I want to move on to the events of ROTF as soon as possible, but still I'm stuck on that quote from Macbeth. Epigraphs are totally key to this book --all but 1 of the 26 chapters begin with one, with half coming from Shakespeare (and half of these from Macbeth). Not surprisingly, they give us Shakespeare at his most Gothed-out, which is to say his most existential. Or at least what I call existential, where it's all about risky undertakings weighed against heaven's displeasure and the nearness of death and bats.

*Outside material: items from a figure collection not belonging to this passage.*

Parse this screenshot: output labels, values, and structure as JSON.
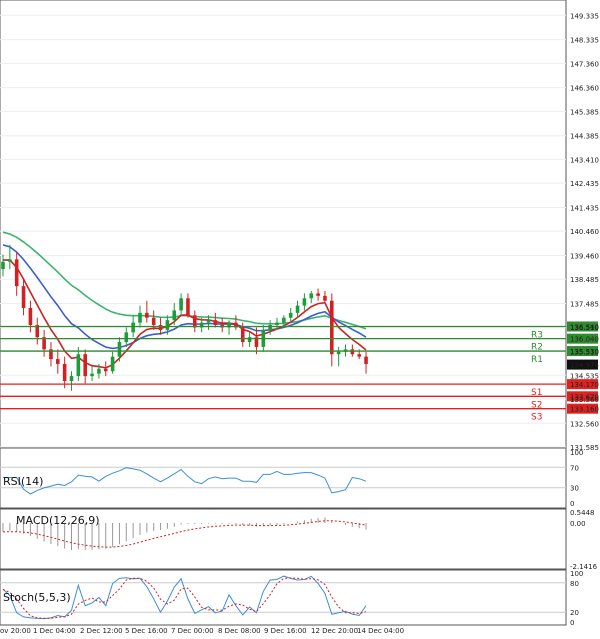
{
  "chart_data": {
    "type": "candlestick",
    "instrument_timeframe": "hourly",
    "price_axis": {
      "ticks": [
        "149.335",
        "148.335",
        "147.360",
        "146.360",
        "145.385",
        "144.385",
        "143.410",
        "142.435",
        "141.435",
        "140.460",
        "139.460",
        "138.485",
        "137.485",
        "136.510",
        "135.510",
        "134.535",
        "133.560",
        "132.560",
        "131.585"
      ],
      "range": [
        131.585,
        149.8
      ]
    },
    "x_axis": {
      "ticks": [
        "ov 20:00",
        "1 Dec 04:00",
        "2 Dec 12:00",
        "5 Dec 16:00",
        "7 Dec 00:00",
        "8 Dec 08:00",
        "9 Dec 16:00",
        "12 Dec 20:00",
        "14 Dec 04:00"
      ]
    },
    "current_price": "134.974",
    "levels": [
      {
        "name": "R3",
        "price": "136.540",
        "value": 136.54,
        "color": "#2e8b2e"
      },
      {
        "name": "R2",
        "price": "136.040",
        "value": 136.04,
        "color": "#2e8b2e"
      },
      {
        "name": "R1",
        "price": "135.530",
        "value": 135.53,
        "color": "#2e8b2e"
      },
      {
        "name": "S1",
        "price": "134.170",
        "value": 134.17,
        "color": "#dd2222"
      },
      {
        "name": "S2",
        "price": "133.670",
        "value": 133.67,
        "color": "#dd2222"
      },
      {
        "name": "S3",
        "price": "133.160",
        "value": 133.16,
        "color": "#dd2222"
      }
    ],
    "candles": [
      [
        138.9,
        139.5,
        138.6,
        139.2
      ],
      [
        139.2,
        139.9,
        138.9,
        139.3
      ],
      [
        139.3,
        139.6,
        137.8,
        138.2
      ],
      [
        138.2,
        138.5,
        137.0,
        137.3
      ],
      [
        137.3,
        137.6,
        136.3,
        136.6
      ],
      [
        136.6,
        136.9,
        135.8,
        136.1
      ],
      [
        136.1,
        136.4,
        135.3,
        135.6
      ],
      [
        135.6,
        135.9,
        134.9,
        135.2
      ],
      [
        135.2,
        135.6,
        134.6,
        135.0
      ],
      [
        135.0,
        135.3,
        134.0,
        134.3
      ],
      [
        134.3,
        134.7,
        133.9,
        134.5
      ],
      [
        134.5,
        135.7,
        134.3,
        135.4
      ],
      [
        135.4,
        135.6,
        134.2,
        134.5
      ],
      [
        134.5,
        134.9,
        134.3,
        134.6
      ],
      [
        134.6,
        135.0,
        134.4,
        134.8
      ],
      [
        134.8,
        135.1,
        134.5,
        134.7
      ],
      [
        134.7,
        135.5,
        134.6,
        135.3
      ],
      [
        135.3,
        136.1,
        135.1,
        135.9
      ],
      [
        135.9,
        136.5,
        135.7,
        136.3
      ],
      [
        136.3,
        137.0,
        136.1,
        136.7
      ],
      [
        136.7,
        137.4,
        136.5,
        137.1
      ],
      [
        137.1,
        137.6,
        136.7,
        136.9
      ],
      [
        136.9,
        137.2,
        136.4,
        136.6
      ],
      [
        136.6,
        136.9,
        136.2,
        136.4
      ],
      [
        136.4,
        137.0,
        136.2,
        136.8
      ],
      [
        136.8,
        137.5,
        136.6,
        137.2
      ],
      [
        137.2,
        137.9,
        137.0,
        137.7
      ],
      [
        137.7,
        137.9,
        136.9,
        137.0
      ],
      [
        137.0,
        137.2,
        136.3,
        136.5
      ],
      [
        136.5,
        136.9,
        136.3,
        136.7
      ],
      [
        136.7,
        137.0,
        136.4,
        136.8
      ],
      [
        136.8,
        137.1,
        136.5,
        136.6
      ],
      [
        136.6,
        136.9,
        136.3,
        136.5
      ],
      [
        136.5,
        136.8,
        136.2,
        136.7
      ],
      [
        136.7,
        137.0,
        136.4,
        136.5
      ],
      [
        136.5,
        136.7,
        135.7,
        135.9
      ],
      [
        135.9,
        136.3,
        135.7,
        136.1
      ],
      [
        136.1,
        136.5,
        135.4,
        135.7
      ],
      [
        135.7,
        136.6,
        135.5,
        136.4
      ],
      [
        136.4,
        136.8,
        136.2,
        136.6
      ],
      [
        136.6,
        136.9,
        136.4,
        136.7
      ],
      [
        136.7,
        137.0,
        136.5,
        136.9
      ],
      [
        136.9,
        137.3,
        136.7,
        137.1
      ],
      [
        137.1,
        137.6,
        136.9,
        137.4
      ],
      [
        137.4,
        137.9,
        137.2,
        137.7
      ],
      [
        137.7,
        138.0,
        137.5,
        137.9
      ],
      [
        137.9,
        138.1,
        137.6,
        137.8
      ],
      [
        137.8,
        138.0,
        137.5,
        137.6
      ],
      [
        137.6,
        137.9,
        134.9,
        135.4
      ],
      [
        135.4,
        135.7,
        134.9,
        135.5
      ],
      [
        135.5,
        135.8,
        135.3,
        135.6
      ],
      [
        135.6,
        135.8,
        135.3,
        135.4
      ],
      [
        135.4,
        135.6,
        135.2,
        135.3
      ],
      [
        135.3,
        135.5,
        134.6,
        135.0
      ]
    ],
    "indicators": [
      {
        "name": "EMA green",
        "color": "#3cb371"
      },
      {
        "name": "EMA blue",
        "color": "#3a5fcd"
      },
      {
        "name": "EMA red",
        "color": "#cc2222"
      }
    ],
    "rsi": {
      "label": "RSI(14)",
      "ticks": [
        "100",
        "70",
        "30",
        "0"
      ],
      "range": [
        0,
        100
      ]
    },
    "macd": {
      "label": "MACD(12,26,9)",
      "ticks": [
        "0.5448",
        "0.00",
        "-2.1416"
      ],
      "range": [
        -2.1416,
        0.5448
      ]
    },
    "stoch": {
      "label": "Stoch(5,5,3)",
      "ticks": [
        "100",
        "80",
        "20",
        "0"
      ],
      "range": [
        0,
        100
      ]
    }
  }
}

And then there's this ode by Thomas Warton that Radcliffe quotes from, called "The Suicide"? I'm going to have to give it to you entire, because the epigraphs are just sick.

But the Macbeth quote --I love it because it seems to prefigure these lines from Edgar Allan Poe's "Tamerlane" (1827):

"Despair, the fabled vampire-bat
Hath long upon my bosom sat,
And I would rave, but that he flings
A calm from his unearthly wings."

I know you feel that --and you know Poe was feeling Mrs. Radcliffe. Who do you think alerted him to the atmospheric possiblities of a Continental setting? Stephen King, Dostoyevsky, Victor Hugo, Melville --all the greats feel Ann Radcliffe. Be reminded of how the whole riddle of homosexuality in Billy Budd is made to turn on a Radcliffe reference, and I will get back to you with more on ROTF as soon as I can.